North Korea (search) said Monday it does not need nuclear weapons if it is not threatened by the United States, another sign of progress following Pyongyang's agreement over the weekend to return to disarmament talks.

South Korea (search) said Monday its proposal on boosting aid for the impoverished North, to be unveiled when the international nuclear talks resume later this month, will be a cornerstone of efforts to persuade North Korea to disarm. Negotiators from both sides of the divided peninsula met Monday in Seoul for talks on economic cooperation and aid for the North.

North Korea agreed Saturday to return to six-nation nuclear talks the week of July 25 after refusing to attend for more than a year, citing "hostile" U.S. policies. American officials have repeatedly denied any intention to attack the North, and recently said they recognized it as a sovereign nation.

"We do not intend to possess nuclear weapons forever," the North's main state-run Rodong Sinmun daily wrote in a commentary. "If the U.S. nuclear threat to (North Korea) is removed and its hostile policy to 'bring down the system' of the latter is withdrawn, not a single nuclear weapon will be needed."

Separately, the two Koreas were holding economic talks in Seoul, where the South agreed early Tuesday to a request by Pyongyang (search) for 500,000 tons of rice aid.

After all-night negotiations, the sides also agreed early Tuesday to open an economic cooperation consultation office in a joint industrial zone and to conduct test runs in October of restored road and rail links across the heavily armed inter-Korean border.

The South agreed to provide materials for the North to make its own clothes, shoes and soap, and Seoul in exchange will get investment rights into North Korean mining operations for zinc, magnesite and coal, the sides said in a joint statement.

The economic talks are the 10th such meetings since 2000, when a summit between leaders of the divided Koreas heralded a new era of cooperation between the countries that remain technically at war.
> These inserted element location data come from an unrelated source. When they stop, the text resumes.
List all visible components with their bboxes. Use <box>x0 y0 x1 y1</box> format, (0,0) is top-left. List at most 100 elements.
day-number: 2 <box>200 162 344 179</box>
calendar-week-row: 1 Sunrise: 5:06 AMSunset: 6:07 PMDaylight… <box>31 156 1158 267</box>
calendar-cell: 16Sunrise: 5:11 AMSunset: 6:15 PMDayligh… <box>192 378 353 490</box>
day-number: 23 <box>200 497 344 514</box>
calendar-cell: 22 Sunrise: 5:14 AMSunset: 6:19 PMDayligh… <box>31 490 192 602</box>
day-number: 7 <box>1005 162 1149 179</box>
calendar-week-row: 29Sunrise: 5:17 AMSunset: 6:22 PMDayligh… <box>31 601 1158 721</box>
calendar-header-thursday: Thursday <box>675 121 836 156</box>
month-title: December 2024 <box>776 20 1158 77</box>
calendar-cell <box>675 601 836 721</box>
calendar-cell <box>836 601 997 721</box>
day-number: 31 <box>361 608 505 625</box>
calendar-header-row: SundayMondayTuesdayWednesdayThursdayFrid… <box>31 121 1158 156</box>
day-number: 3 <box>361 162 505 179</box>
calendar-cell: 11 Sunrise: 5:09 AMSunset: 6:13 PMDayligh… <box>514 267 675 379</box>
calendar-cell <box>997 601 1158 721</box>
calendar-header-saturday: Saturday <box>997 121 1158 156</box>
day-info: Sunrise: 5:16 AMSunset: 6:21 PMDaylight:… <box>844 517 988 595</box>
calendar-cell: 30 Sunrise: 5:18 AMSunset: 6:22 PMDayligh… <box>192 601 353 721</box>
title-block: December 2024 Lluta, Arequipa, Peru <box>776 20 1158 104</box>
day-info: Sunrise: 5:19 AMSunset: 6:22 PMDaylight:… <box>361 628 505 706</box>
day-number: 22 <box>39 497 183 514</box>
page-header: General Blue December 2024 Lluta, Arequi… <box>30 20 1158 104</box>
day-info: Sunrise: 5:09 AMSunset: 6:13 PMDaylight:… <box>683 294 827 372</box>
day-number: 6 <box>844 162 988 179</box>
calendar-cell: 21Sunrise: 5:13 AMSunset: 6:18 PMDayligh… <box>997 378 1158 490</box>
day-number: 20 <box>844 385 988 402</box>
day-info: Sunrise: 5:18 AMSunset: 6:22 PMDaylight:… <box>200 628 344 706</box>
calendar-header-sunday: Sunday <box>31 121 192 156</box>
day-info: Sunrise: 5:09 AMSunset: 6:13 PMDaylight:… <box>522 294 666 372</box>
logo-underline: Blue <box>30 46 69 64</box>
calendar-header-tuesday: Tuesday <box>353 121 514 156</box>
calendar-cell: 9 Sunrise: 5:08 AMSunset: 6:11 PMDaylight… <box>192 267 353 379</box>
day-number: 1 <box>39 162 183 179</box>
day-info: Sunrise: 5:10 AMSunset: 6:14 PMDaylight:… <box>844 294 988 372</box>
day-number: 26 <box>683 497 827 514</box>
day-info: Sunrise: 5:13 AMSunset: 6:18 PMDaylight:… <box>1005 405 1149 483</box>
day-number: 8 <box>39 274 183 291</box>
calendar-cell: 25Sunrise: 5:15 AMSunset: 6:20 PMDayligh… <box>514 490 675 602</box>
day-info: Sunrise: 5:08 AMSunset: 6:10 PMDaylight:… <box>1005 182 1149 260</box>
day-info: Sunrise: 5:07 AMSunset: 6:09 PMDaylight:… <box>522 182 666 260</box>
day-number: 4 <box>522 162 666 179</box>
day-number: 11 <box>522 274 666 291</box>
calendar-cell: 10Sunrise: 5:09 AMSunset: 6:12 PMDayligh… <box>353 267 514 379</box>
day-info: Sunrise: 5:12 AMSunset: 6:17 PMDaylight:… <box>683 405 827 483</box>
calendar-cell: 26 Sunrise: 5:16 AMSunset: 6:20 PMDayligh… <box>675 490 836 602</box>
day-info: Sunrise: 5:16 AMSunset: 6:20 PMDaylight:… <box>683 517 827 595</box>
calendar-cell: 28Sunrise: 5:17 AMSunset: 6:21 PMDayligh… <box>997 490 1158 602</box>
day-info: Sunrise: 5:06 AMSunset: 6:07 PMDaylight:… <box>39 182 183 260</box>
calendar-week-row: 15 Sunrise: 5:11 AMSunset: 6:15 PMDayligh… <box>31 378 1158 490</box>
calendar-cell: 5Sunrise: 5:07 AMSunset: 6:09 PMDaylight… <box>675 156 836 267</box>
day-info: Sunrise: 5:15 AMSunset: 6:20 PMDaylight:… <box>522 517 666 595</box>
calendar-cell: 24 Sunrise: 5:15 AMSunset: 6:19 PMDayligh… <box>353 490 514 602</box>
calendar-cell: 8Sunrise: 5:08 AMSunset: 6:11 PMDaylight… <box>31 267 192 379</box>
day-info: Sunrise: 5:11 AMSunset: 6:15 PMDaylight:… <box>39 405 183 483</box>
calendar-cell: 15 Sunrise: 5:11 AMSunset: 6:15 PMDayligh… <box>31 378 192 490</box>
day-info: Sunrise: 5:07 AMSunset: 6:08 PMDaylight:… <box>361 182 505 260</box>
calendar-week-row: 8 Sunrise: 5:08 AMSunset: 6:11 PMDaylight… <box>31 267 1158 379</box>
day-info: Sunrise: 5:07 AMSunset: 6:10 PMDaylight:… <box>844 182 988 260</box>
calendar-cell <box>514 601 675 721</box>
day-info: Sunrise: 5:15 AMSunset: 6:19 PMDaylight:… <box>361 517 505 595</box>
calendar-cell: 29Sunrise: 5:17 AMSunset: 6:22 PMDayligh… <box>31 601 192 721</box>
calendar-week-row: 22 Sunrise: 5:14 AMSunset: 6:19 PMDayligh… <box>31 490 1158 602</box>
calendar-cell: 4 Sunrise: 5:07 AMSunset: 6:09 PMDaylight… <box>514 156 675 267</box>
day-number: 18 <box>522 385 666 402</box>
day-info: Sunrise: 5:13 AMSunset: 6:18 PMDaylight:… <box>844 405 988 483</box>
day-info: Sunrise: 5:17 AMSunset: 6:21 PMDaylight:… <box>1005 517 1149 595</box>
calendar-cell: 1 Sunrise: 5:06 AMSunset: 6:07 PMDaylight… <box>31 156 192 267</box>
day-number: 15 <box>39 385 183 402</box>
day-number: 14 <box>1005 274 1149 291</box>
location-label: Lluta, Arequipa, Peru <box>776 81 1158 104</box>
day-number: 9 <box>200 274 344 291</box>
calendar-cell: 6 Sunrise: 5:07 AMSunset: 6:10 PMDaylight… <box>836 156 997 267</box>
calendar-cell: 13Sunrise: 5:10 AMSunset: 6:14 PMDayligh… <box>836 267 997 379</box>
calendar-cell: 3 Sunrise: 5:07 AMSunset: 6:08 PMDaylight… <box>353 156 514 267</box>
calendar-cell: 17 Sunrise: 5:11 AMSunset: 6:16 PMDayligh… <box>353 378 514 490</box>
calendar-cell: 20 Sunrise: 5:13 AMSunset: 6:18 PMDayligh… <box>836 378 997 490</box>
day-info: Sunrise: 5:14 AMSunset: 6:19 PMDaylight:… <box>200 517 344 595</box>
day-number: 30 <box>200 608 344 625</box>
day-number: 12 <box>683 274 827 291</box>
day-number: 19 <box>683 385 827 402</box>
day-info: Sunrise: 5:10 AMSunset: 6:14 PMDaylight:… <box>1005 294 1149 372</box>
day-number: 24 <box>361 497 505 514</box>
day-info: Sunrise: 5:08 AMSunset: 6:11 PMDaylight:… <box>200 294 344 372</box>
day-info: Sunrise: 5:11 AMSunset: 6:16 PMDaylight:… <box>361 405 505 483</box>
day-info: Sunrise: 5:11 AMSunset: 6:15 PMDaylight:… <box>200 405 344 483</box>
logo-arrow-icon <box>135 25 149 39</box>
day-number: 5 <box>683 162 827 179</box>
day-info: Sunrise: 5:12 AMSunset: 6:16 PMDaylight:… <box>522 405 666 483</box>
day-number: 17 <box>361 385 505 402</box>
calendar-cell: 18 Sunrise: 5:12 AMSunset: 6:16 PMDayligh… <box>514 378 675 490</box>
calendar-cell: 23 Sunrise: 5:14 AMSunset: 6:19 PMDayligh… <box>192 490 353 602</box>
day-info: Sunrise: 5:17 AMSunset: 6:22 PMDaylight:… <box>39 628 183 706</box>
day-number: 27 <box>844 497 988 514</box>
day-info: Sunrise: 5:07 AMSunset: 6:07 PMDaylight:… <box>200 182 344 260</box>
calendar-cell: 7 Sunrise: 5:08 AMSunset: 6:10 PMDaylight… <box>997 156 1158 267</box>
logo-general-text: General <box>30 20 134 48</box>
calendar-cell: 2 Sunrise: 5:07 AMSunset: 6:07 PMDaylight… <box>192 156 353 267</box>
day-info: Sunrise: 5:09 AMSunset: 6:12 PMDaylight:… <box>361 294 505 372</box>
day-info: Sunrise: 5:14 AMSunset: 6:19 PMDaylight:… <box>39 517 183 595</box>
The North's return to the nuclear talks has renewed optimism that the 21/2-year-old crisis can be resolved, but officials are urging Pyongyang to not just show up but engage in substantive discussions about giving up its atomic weapons.

Top South Korean security officials met Monday to discuss the coming disarmament negotiations, and called for progress on disarming the North "so that the international society will believe that the negotiations have entered a substantial stage," the South's National Security Council said in a statement.

A senior U.S. official accompanying Secretary of State Condoleezza Rice on an Asian tour said Monday that North Korean officials may be preparing public opinion for the dismantling of its nuclear weapons program.

The official, asking not to be identified, said the North Koreans mentioned that it was the dying wish of late leader Kim Il Sung 11 years ago to have a nuclear-free Korean Peninsula.

Rice is in Tokyo and will arrive Tuesday evening in Seoul for talks expected to focus on the North Korea nuclear issue.

South Korea's Chosun Ilbo newspaper wrote in an editorial Monday that the next round of the arms talks would be "the last chance to solve the nuclear dispute through dialogue" before possible sanctions at the U.N. Security Council.

"If the talks resume, their prospects are by no means bright. Nothing has changed in the basic positions of the U.S. and North Korea," it wrote. "Unless (the talks) achieve substantial progress, they will merely fuel the suspicion that they are a waste of time."